In People v Mendez, on the other hand, the conviction for first degree robbery cannot be sustained. Concededly, this defendant made no display during the robbery indicating that he had a firearm. What the People rely on is the fact that the man on the stoop had his hand under his shirt and that the defendant told him not to take out the gun.
A defendant may be held liable for the acts of "another participant” who displays what appears to be a firearm during the robbery (Penal Law § 160.10 [2]; § 160.15 [4]). Here, however, the man on the stoop did not actively participate in the robbery, nor did he display a weapon or take any action indicating that he had one. On the contrary, throughout the robbery he simply sat on the stoop with his hand under his shirt, literally on the sidelines, immobile, inconspicuous and indifferent. Although his actions, more accurately viewed as inaction, indicate that he had no intention of interfering with *223the defendant, something more is required before he can be said to have also participated in the robbery and displayed what appeared to be a weapon, conspicuously and consciously. It is obvious that the defendant intended his reference to the man on the stoop to create the impression in the mind of the victim that the man was armed, and that the victim interpreted this as a threat. However, as noted, a mere threat without some display is insufficient to establish robbery in the first degree. Thus, the evidence only establishes that the defendant committed a forceable taking, and the conviction should be reduced to robbery in the third degree (Penal Law § 160.05) as the defendant contends.

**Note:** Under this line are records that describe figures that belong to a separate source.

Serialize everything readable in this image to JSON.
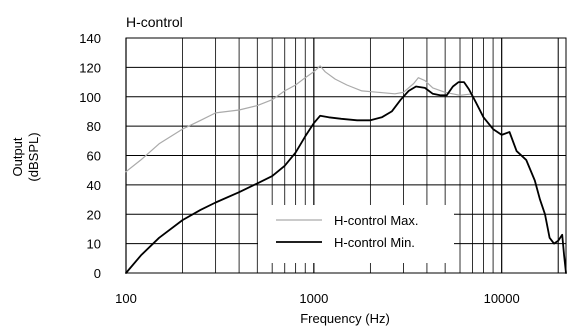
{
  "chart_data": {
    "type": "line",
    "title": "H-control",
    "xlabel": "Frequency (Hz)",
    "ylabel_line1": "Output",
    "ylabel_line2": "(dBSPL)",
    "x_scale": "log",
    "xlim": [
      100,
      22000
    ],
    "x_ticks": [
      {
        "value": 100,
        "label": "100"
      },
      {
        "value": 1000,
        "label": "1000"
      },
      {
        "value": 10000,
        "label": "10000"
      }
    ],
    "y_ticks": [
      {
        "value": 0,
        "label": "0"
      },
      {
        "value": 10,
        "label": "10"
      },
      {
        "value": 20,
        "label": "20"
      },
      {
        "value": 40,
        "label": "40"
      },
      {
        "value": 60,
        "label": "60"
      },
      {
        "value": 80,
        "label": "80"
      },
      {
        "value": 100,
        "label": "100"
      },
      {
        "value": 120,
        "label": "120"
      },
      {
        "value": 140,
        "label": "140"
      }
    ],
    "grid": true,
    "legend_position": "bottom-center",
    "series": [
      {
        "name": "H-control Max.",
        "color": "#aaaaaa",
        "points": [
          [
            100,
            49
          ],
          [
            120,
            57
          ],
          [
            150,
            68
          ],
          [
            200,
            78
          ],
          [
            250,
            84
          ],
          [
            300,
            89
          ],
          [
            400,
            91
          ],
          [
            500,
            94
          ],
          [
            600,
            98
          ],
          [
            700,
            104
          ],
          [
            800,
            108
          ],
          [
            900,
            113
          ],
          [
            1000,
            117
          ],
          [
            1080,
            121
          ],
          [
            1150,
            117
          ],
          [
            1300,
            112
          ],
          [
            1500,
            108
          ],
          [
            1800,
            104
          ],
          [
            2200,
            103
          ],
          [
            2700,
            102
          ],
          [
            3000,
            103
          ],
          [
            3400,
            109
          ],
          [
            3600,
            113
          ],
          [
            3900,
            111
          ],
          [
            4300,
            106
          ],
          [
            5000,
            103
          ],
          [
            6000,
            101
          ],
          [
            7000,
            102
          ]
        ]
      },
      {
        "name": "H-control Min.",
        "color": "#000000",
        "points": [
          [
            100,
            0
          ],
          [
            120,
            6
          ],
          [
            150,
            12
          ],
          [
            200,
            18
          ],
          [
            250,
            23
          ],
          [
            300,
            28
          ],
          [
            400,
            35
          ],
          [
            500,
            41
          ],
          [
            600,
            46
          ],
          [
            700,
            53
          ],
          [
            800,
            62
          ],
          [
            900,
            73
          ],
          [
            1000,
            82
          ],
          [
            1080,
            87
          ],
          [
            1200,
            86
          ],
          [
            1400,
            85
          ],
          [
            1700,
            84
          ],
          [
            2000,
            84
          ],
          [
            2300,
            86
          ],
          [
            2600,
            90
          ],
          [
            2900,
            98
          ],
          [
            3200,
            104
          ],
          [
            3500,
            107
          ],
          [
            3900,
            106
          ],
          [
            4300,
            102
          ],
          [
            4700,
            101
          ],
          [
            5100,
            101
          ],
          [
            5500,
            107
          ],
          [
            5900,
            110
          ],
          [
            6300,
            110
          ],
          [
            6700,
            105
          ],
          [
            7300,
            96
          ],
          [
            8000,
            86
          ],
          [
            9000,
            78
          ],
          [
            10000,
            74
          ],
          [
            11000,
            76
          ],
          [
            12000,
            63
          ],
          [
            13500,
            57
          ],
          [
            15000,
            43
          ],
          [
            16000,
            30
          ],
          [
            17000,
            20
          ],
          [
            18000,
            12
          ],
          [
            19000,
            10
          ],
          [
            20000,
            11
          ],
          [
            21000,
            13
          ],
          [
            21500,
            6
          ],
          [
            22000,
            0
          ]
        ]
      }
    ]
  }
}
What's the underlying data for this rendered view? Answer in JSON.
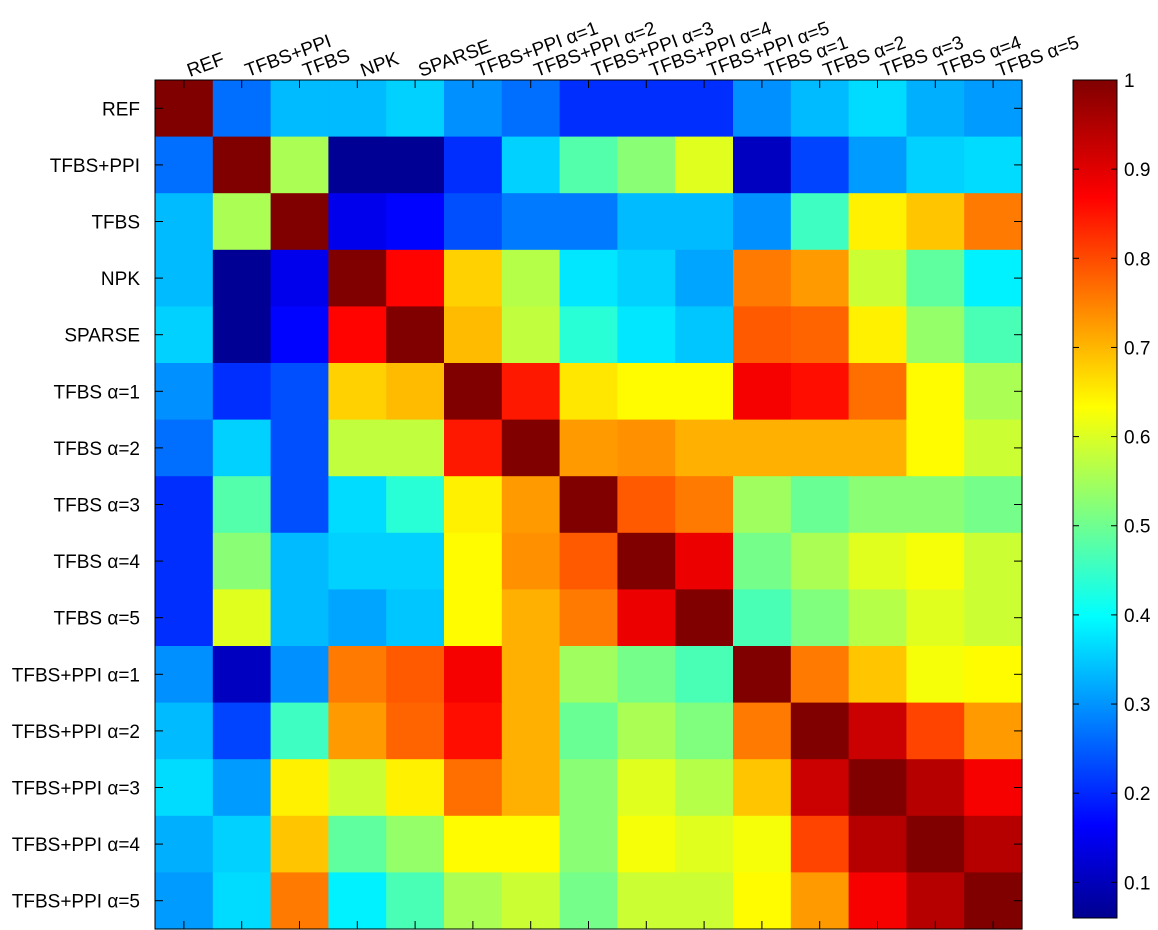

Accordingly, in People v Lopez, the order of the Appellate Division should be affirmed. In People v Mendez, the order of the Appellate Division should be modified by reducing the conviction from robbery in the first degree to robbery in the third degree and the defendant should be resentenced (CPL 470.15 [2] [a]; 470.20 [4]; 470.40 [1]).
. In response to the dissenters’ discussion of subdivision (3), which is not in issue here, we would simply note that it is an open question in this court as to whether a gun would have to be loaded and operable to be considered a dangerous instrument under that subdivision. In People v Pena (50 NY2d 400), we affirmed a conviction where the defendant gestured and threatened to shoot, but the only dangerous instrument he was found to possess was a knife. In People v Holmes, (71 AD2d 904, affd 52 NY2d 976), where the defendant threatened to shoot but there was no proof that the gun was operable, the Appellate Division reversed the conviction and the only issue considered on the appeal to this court was the corrective action. In People v Colavito (126 AD2d 554, affd 70 NY2d 996), the Appellate Division affirmed a conviction where there was no proof that the gun was operable noting that the gun could have been used as a club, and we affirmed after concluding that the issue had not been preserved for our review.
. We note that robbery in the second degree is the appropriate offense when, in fact, the defendant has simply used his hand to create the impression he is armed with a gun (see, People v Knowles, 79 AD2d 116; cf., People v Gilliard, 72 NY2d 877). However, the burden is on the defendant to prove this as an affirmative defense at trial (People v Gilliard, supra).